Sunday, 12 June 2011

My Top Four Trading Book Recommendations

For this post I'm wearing my Avid Trader hat, rather than Avid Chartist...

Having moved house this week, most of the 100+ trading books in my collection were either given away before the move, or are still in packing boxes. There are only four trading books which are already unpacked and close at hand. These are the top four trading books that I regularly re-read or dip in to.

I won't attempt in depth reviews of the books, I'm simply putting them out there as recommendations, with a few words about why they are important to me.

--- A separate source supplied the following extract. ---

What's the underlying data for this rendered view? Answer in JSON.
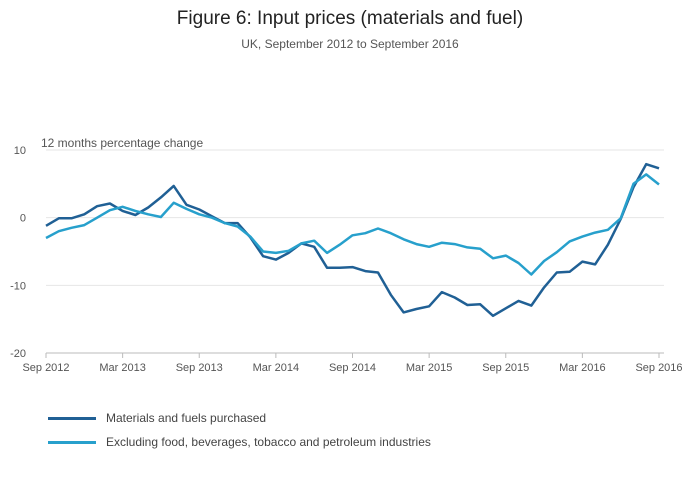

Diary of a Professional Commodity Trader: Lessons from 21 Weeks of Real Trading by Peter L. Brandt

Peter Brandt's average annual rate of return since 1981 has been 68%. This book shows you the building blocks of his trading plan and methods, and then shows you a diary of his trading for 21 weeks starting late in 2009. This book resonates strongly with me, because the author's trade entry signals are taken from simple classical charting patterns. However, as this book states, trade entry signals are at most 10% of a trading plan. This book focuses largely on the other 90% of the effort involved in trading, and is as honest, genuine, and insightful account of one man's version of the trading process as I can imagine reading. Published in early 2011, I doubt that this book is widely known, but I rate it as highly as any trading book I have read, and have already re-read it several times.

Reminiscences of a Stock Operator by Edwin Lefevre

A ripping yarn, a great read. A thinly disguised biography of Jesse Livermore, one of the great speculators of the early 20th century, it offers unsurpassed insight in to the workings of a traders mind. It also offers the warning that no matter how brilliant your market analysis, and how wise your knowledge of trader psychology, if you don't pay attention to money management, you will not make a lasting fortune as a trader. I read this book each year during my summer holidays, it's greatly enjoyable, gives my enthusiasm for trading a huge boost, and it helps get my mind set right for the new trading year.

Market Wizards: Interviews with Top Traders by Jack D. Schwager

In a similar vein to Reminiscences, this book offers many insights in the minds of great traders. In addition to that, the theme I took from it when I read it in my early years of trading, is that there are as many different ways to succeed at trading as there are traders. Each would be trader needs to find the trading plan that works for them. Even funnymentals whoops I mean fundamental analysis can work for some people, although for me it will always make as much sense as dancing about architecture. Wierd. But hey, whatever works for you, go with it. This is another summer holiday book for me, or one to read whenever I have had a bad run. Truly inspirational.

Trading In The Zone: Master the Market with Confidence, Discipline, and a Winning Attitude by Mark Douglas

The market continuously generates information about which way it will move next, but most people miss the signals unless those signals agree with their existing assumptions and biases. This book is about preparing your mind so that you can see all the signals that the market is sending you, and act on those signals without fear or greed getting in the way. It is not an easy read, quite verbose, and requires a lot of self reflection if the reader is going to make the best use of it. I think it is worth the effort, and I turn to this book whenever my trading psychology needs a tweak.

I have provided links to so that you can find out more details on the books, not necessarily as a recommendation to buy from there. I find that is often better value for myself, once I take in to account shipping costs. Likely you already have a favoured book store.